Questa riscrittura delle nostre emergenze nazionali mi sorprende non tanto perché non fosse nota, ma a cagione del fatto che sia ancora poco compresa. E soprattutto mi sorprende leggere che il Fmi giudichi come assolutamente necessario che il governo faccia “tutto ciò che è necessario” per arrivare a una soluzione. Come sempre i poteri pubblici, usualmente negletti, vengono invocati quando si tratta di riparare i danni fatti da quelli privati.
E le autorità, infatti, se ne sono fatte carico. Il Fmi si aspetta che entro la fine dell’anno arrivino dal governo proposte per la riforma del sistema delle insolvenze, mentre la Banca d’Italia sta lavorando a uno schema di supervisione per definire come e quando si debba arrivare a una svalutazione dei crediti dubbi.
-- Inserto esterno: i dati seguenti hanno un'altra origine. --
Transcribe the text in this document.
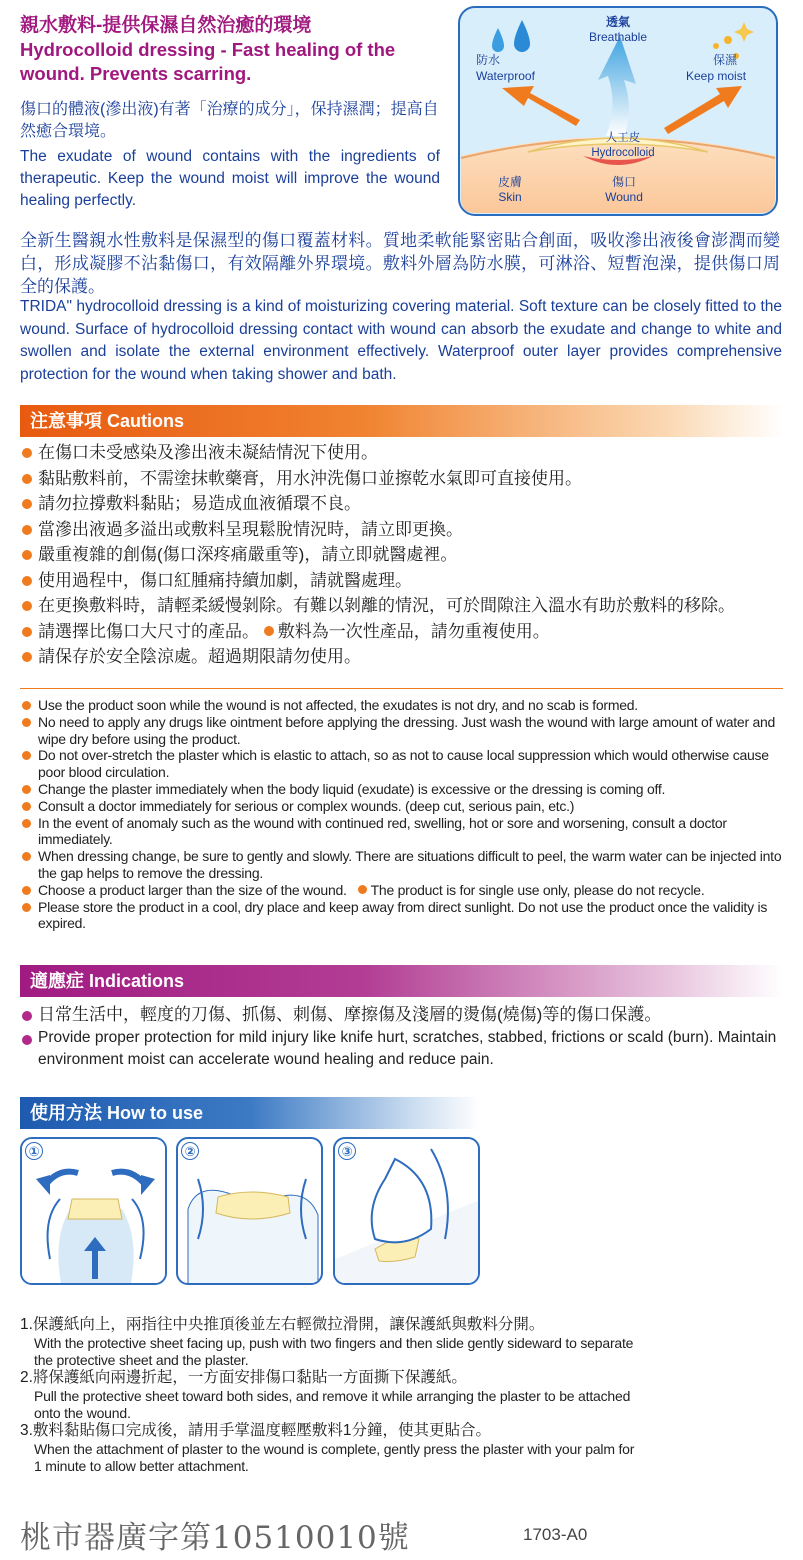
親水敷料-提供保濕自然治癒的環境
Hydrocolloid dressing - Fast healing of the wound. Prevents scarring.
傷口的體液(滲出液)有著「治療的成分」，保持濕潤；提高自然癒合環境。
The exudate of wound contains with the ingredients of therapeutic. Keep the wound moist will improve the wound healing perfectly.
透氣
Breathable
防水
Waterproof
保濕
Keep moist
人工皮
Hydrocolloid
皮膚
Skin
傷口
Wound
全新生醫親水性敷料是保濕型的傷口覆蓋材料。質地柔軟能緊密貼合創面，吸收滲出液後會澎潤而變白，形成凝膠不沾黏傷口，有效隔離外界環境。敷料外層為防水膜，可淋浴、短暫泡澡，提供傷口周全的保護。
TRIDA" hydrocolloid dressing is a kind of moisturizing covering material. Soft texture can be closely fitted to the wound. Surface of hydrocolloid dressing contact with wound can absorb the exudate and change to white and swollen and isolate the external environment effectively. Waterproof outer layer provides comprehensive protection for the wound when taking shower and bath.
注意事項 Cautions
在傷口未受感染及滲出液未凝結情況下使用。
黏貼敷料前，不需塗抹軟藥膏，用水沖洗傷口並擦乾水氣即可直接使用。
請勿拉撐敷料黏貼；易造成血液循環不良。
當滲出液過多溢出或敷料呈現鬆脫情況時，請立即更換。
嚴重複雜的創傷(傷口深疼痛嚴重等)，請立即就醫處裡。
使用過程中，傷口紅腫痛持續加劇，請就醫處理。
在更換敷料時，請輕柔緩慢剝除。有難以剝離的情況，可於間隙注入溫水有助於敷料的移除。
請選擇比傷口大尺寸的產品。 敷料為一次性產品，請勿重複使用。
請保存於安全陰涼處。超過期限請勿使用。
Use the product soon while the wound is not affected, the exudates is not dry, and no scab is formed.
No need to apply any drugs like ointment before applying the dressing. Just wash the wound with large amount of water and wipe dry before using the product.
Do not over-stretch the plaster which is elastic to attach, so as not to cause local suppression which would otherwise cause poor blood circulation.
Change the plaster immediately when the body liquid (exudate) is excessive or the dressing is coming off.
Consult a doctor immediately for serious or complex wounds. (deep cut, serious pain, etc.)
In the event of anomaly such as the wound with continued red, swelling, hot or sore and worsening, consult a doctor immediately.
When dressing change, be sure to gently and slowly. There are situations difficult to peel, the warm water can be injected into the gap helps to remove the dressing.
Choose a product larger than the size of the wound. The product is for single use only, please do not recycle.
Please store the product in a cool, dry place and keep away from direct sunlight. Do not use the product once the validity is expired.
適應症 Indications
日常生活中，輕度的刀傷、抓傷、刺傷、摩擦傷及淺層的燙傷(燒傷)等的傷口保護。
Provide proper protection for mild injury like knife hurt, scratches, stabbed, frictions or scald (burn). Maintain environment moist can accelerate wound healing and reduce pain.
使用方法 How to use
①	②	③
1.保護紙向上，兩指往中央推頂後並左右輕微拉滑開，讓保護紙與敷料分開。
With the protective sheet facing up, push with two fingers and then slide gently sideward to separate the protective sheet and the plaster.
2.將保護紙向兩邊折起，一方面安排傷口黏貼一方面撕下保護紙。
Pull the protective sheet toward both sides, and remove it while arranging the plaster to be attached onto the wound.
3.敷料黏貼傷口完成後，請用手掌溫度輕壓敷料1分鐘，使其更貼合。
When the attachment of plaster to the wound is complete, gently press the plaster with your palm for 1 minute to allow better attachment.
桃市器廣字第10510010號	1703-A0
Il governo, inoltre, sta lavorando all’ipotesi di una asset management company (AMC), quella che la vulgata chiama bad bank, della quale però, nota il Fmi, “i dettagli non sono ancora noti”.
A tal fine, immagino, il Fmi elargisce alcuni suggerimenti, ricordando che “una soluzione potenziale bisogna sia onnicomprensiva dei diversi aspetti del problema”, che sono finanziari, economici e legali.
I problemi, infatti sono diversi e complessi. A cominciare dalla circostanza che “i potenziali e sostanziali gap sui prezzi (di questi crediti, ndr) conducono a disincentivi per le banche a svalutarli e venderli”. In quanto evidentemente, subirebbero perdite che non vogliono accollarsi. Anche perché “il trattamento fiscale penalizza le banche italiane che volessero svalutare più aggressivamente i crediti dubbi”.
Che fare dunque? Il Fmi nota che “ogni incertezza sulla qualità dei asset bancari italiani deve essere risolta”, magari coinvolgendo i regolatori che devono aiutare le banche a vedersela con questi crediti dubbi. E in tal senso sarebbe utile varare “forti disincentivi verso le banche che tengono questi crediti in bilancio”, accoppiandoli perciò a incentivi fiscali a liberarsene. Insomma, strategia “carota e bastone”, per usare le parole del Fmi.
Dulcis un fundo, una “AMC può altresì giocare un ruolo utile per sviluppare un mercato del debito incerto”. Meglio ancora, “una AMC centralizzata con alle spalle lo Stato può anche aiutare a far partire questo mercato”.
Sarà pure inefficiente l’amministrazione pubblica italiana. Ma quanno ce vo’, ce vo’.